From: Sarah Berel-Harrop (sec@hal-pc.org)
Date: Thu Sep 25 2003 - 11:42:34 EDT
On Thu, 25 Sep 2003 09:07:19 -0500
"Steve Petermann" <steve@spetermann.org> wrote:
>I suppose
>that would
>be fair if there were already some examples of detailed descriptions
>of the
>Darwinian evolution of something like the flagellum. But there
>aren't. Why
>is that?
I'm sorry, but have you critically evaluated this claim?
A lot of the hoopla over "the flagellum" has to do with
a selective definition of the problem. This is a real
hot button issue for me. Michael Behe just came in front
of the Texas board of education to say that evolution is
in trouble because it can't explain why bacteria (which
ones?) have outboard motors. What's "Darwinian evolution"
supposed to be? Note that ID dismisses exaptation out of
hand in any case of supposed IC to be improbable.

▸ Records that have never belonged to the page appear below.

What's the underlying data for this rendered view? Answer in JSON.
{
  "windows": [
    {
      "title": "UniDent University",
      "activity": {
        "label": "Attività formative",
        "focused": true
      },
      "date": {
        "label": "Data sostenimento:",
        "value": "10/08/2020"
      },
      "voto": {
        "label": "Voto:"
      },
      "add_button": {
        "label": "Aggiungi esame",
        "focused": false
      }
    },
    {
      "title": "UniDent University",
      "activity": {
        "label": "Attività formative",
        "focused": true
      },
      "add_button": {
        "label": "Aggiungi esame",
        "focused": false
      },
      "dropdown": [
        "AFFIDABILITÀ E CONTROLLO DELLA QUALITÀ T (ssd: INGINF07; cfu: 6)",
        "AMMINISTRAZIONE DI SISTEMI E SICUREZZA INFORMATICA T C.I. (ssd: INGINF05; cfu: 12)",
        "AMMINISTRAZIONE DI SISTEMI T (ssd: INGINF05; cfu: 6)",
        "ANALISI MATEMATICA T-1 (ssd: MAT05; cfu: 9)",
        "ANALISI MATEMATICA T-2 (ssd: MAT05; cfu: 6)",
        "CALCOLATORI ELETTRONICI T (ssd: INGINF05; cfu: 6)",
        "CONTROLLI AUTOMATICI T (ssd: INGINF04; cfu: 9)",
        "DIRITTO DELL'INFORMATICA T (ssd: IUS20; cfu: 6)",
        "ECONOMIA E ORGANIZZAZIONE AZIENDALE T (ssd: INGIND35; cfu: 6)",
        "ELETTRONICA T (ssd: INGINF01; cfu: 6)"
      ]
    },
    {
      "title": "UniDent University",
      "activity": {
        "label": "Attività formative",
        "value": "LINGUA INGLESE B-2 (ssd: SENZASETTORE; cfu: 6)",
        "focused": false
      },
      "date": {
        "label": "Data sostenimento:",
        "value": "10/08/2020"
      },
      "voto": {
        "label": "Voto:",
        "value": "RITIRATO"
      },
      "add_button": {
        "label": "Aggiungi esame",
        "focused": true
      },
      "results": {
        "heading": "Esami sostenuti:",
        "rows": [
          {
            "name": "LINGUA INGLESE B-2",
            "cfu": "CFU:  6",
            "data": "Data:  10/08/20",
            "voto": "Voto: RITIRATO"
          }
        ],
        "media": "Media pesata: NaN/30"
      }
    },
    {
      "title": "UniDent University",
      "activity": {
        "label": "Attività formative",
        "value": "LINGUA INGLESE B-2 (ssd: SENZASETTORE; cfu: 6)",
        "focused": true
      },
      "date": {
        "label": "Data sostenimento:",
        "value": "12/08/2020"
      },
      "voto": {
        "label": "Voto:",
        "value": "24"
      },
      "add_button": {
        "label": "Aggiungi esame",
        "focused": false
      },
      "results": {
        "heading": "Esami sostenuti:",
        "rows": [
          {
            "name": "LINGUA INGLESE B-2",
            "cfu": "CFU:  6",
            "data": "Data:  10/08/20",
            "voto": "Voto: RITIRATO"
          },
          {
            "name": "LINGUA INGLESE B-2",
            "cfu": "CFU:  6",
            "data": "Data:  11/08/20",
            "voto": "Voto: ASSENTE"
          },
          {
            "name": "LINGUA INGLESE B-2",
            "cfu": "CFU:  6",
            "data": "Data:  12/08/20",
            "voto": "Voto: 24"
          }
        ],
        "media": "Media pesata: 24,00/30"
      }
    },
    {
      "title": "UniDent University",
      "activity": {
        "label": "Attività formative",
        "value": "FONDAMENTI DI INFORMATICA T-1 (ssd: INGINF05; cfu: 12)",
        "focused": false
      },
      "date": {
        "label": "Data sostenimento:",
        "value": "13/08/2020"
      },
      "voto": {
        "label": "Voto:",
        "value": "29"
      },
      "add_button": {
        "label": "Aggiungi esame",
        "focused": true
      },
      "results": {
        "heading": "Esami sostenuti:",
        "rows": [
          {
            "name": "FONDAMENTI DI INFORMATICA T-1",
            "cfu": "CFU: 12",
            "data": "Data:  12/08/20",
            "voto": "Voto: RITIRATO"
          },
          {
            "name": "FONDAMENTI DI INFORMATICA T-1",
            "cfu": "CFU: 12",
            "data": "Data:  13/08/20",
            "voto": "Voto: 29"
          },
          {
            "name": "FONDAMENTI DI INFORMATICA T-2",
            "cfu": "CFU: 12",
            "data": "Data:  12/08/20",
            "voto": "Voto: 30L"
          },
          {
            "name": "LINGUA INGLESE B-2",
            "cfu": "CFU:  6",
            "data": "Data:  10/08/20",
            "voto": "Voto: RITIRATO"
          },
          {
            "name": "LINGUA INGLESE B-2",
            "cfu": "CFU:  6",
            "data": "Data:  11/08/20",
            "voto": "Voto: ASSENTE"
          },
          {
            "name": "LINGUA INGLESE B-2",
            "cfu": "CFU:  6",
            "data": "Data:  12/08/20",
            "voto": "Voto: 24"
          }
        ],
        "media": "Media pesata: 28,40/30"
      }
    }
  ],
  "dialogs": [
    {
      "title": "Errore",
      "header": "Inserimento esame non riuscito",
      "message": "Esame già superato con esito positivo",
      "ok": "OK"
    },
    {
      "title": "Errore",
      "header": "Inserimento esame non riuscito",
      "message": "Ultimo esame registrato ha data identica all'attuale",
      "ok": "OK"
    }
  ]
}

Behe's
book doesn't even say the word. He calls it "indirect
evolution". Note that lots of bacteria have lots of
appendages, some for swimming, and some for other things,
and some don't have them at all, see eg,
http://www.talkdesign.org/faqs/icdmyst/ICDmyst.html
Yet "the flagella" is supposed to be some kind of deathly
problem for "darwinian evolution" whatever that is supposed
to be, and the existence of "outboard motors" on some (one?)
bacteria proves it. What I would like to know is, what are
these folks who are researching flagella and secretory systems
in bacteria supposed to DO about IC? Ooops. This is IC.
Waste of time, let's quit trying to figure out how this
works & how this evolved?
And how is that a challenge to evolutionary biology?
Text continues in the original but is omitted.